In total, some 2,600 families whose children attended the two institutions during Brown’s employment have been contacted, with authorities recommending 1,200 children be tested for certain diseases due to the “manner of the alleged offending,” state health authorities said.

“As a precaution, we are recommending that some children undergo testing for infectious diseases due to a potential exposure risk in that period,” Victoria Chief Health Officer Christian McGrath said at a news conference on Tuesday. “We do believe it’s a low risk, but we want to offer this to provide assurance to the parents about the health and wellbeing of their children.”

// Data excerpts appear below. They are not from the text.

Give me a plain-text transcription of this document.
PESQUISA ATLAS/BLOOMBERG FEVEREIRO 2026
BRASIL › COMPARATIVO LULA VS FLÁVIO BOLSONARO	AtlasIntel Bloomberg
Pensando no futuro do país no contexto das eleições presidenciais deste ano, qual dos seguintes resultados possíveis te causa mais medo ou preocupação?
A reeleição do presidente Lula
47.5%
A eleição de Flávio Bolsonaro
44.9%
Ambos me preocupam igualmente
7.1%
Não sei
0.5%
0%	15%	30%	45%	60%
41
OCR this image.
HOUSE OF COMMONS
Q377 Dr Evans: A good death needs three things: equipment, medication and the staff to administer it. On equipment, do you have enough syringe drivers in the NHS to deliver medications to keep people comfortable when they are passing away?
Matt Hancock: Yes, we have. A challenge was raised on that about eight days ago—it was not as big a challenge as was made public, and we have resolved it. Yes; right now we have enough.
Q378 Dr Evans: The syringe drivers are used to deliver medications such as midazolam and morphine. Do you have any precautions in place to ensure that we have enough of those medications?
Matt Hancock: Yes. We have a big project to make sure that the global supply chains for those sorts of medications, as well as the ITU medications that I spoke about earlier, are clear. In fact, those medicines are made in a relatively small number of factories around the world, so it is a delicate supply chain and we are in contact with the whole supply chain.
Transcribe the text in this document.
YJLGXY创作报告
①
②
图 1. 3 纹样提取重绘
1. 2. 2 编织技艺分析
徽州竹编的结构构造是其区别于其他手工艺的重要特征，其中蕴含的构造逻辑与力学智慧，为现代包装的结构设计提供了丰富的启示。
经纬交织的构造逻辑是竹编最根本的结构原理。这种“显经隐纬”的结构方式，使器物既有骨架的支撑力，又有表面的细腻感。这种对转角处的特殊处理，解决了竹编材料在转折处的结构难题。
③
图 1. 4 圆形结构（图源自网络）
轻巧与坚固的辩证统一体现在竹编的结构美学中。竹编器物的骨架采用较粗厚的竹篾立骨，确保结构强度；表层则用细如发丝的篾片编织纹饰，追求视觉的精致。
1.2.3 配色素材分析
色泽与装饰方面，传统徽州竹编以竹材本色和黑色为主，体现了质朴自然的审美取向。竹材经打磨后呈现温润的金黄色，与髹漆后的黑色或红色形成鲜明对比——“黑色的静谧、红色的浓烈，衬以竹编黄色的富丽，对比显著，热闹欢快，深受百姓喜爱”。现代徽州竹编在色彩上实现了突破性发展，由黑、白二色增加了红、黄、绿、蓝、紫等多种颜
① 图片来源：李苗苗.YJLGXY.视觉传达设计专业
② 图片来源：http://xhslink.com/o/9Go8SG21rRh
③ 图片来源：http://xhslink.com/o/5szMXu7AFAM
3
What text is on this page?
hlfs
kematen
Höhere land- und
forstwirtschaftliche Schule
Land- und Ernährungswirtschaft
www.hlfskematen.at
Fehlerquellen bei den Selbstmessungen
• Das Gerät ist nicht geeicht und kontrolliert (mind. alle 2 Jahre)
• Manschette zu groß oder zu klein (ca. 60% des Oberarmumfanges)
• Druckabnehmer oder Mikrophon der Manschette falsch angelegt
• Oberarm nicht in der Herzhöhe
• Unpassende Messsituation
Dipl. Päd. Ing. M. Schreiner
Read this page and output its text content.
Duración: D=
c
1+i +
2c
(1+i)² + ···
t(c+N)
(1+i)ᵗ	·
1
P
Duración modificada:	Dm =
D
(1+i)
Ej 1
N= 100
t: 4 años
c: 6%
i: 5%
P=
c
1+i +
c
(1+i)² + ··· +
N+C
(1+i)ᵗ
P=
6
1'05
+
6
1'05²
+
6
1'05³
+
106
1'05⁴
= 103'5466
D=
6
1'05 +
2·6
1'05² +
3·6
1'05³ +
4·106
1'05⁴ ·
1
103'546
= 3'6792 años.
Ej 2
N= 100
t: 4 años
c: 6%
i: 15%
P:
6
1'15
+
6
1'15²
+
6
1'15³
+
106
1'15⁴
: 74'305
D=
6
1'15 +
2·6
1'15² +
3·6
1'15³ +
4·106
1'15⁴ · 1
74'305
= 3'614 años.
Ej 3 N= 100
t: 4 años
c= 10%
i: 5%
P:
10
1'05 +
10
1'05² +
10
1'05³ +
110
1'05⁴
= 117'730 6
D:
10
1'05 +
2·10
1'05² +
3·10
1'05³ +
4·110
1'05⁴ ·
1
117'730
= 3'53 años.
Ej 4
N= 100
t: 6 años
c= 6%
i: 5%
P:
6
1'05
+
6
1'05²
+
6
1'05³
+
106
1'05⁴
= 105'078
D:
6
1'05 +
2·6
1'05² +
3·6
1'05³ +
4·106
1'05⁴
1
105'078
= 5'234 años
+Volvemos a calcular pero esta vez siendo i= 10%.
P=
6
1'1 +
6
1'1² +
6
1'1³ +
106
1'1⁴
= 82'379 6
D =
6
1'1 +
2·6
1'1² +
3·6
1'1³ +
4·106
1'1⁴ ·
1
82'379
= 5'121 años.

McGrath didn’t specify which diseases the health department had recommended testing for, but said they could be treated with antibiotics.

The police said they believe Brown acted alone, and only within the state of Victoria. He had a valid certification to work with children in the state, and was not known to police prior to his arrest in May, after detectives discovered he had child abuse material. 

Top Victoria state official, Premier Jacinta Allan, said in a statement Tuesday that she was “sickened by these allegations of abuse. They are shocking and distressing.”

“My heart breaks for those families who are living every parent’s worst nightmare,” she added. “As a parent I can only imagine the unbearable pain and distress the affected families are feeling.”

Brown, who has been in custody since May and has yet to enter a plea to the charges, is due to appear in the Melbourne Magistrates Court on Sept. 15.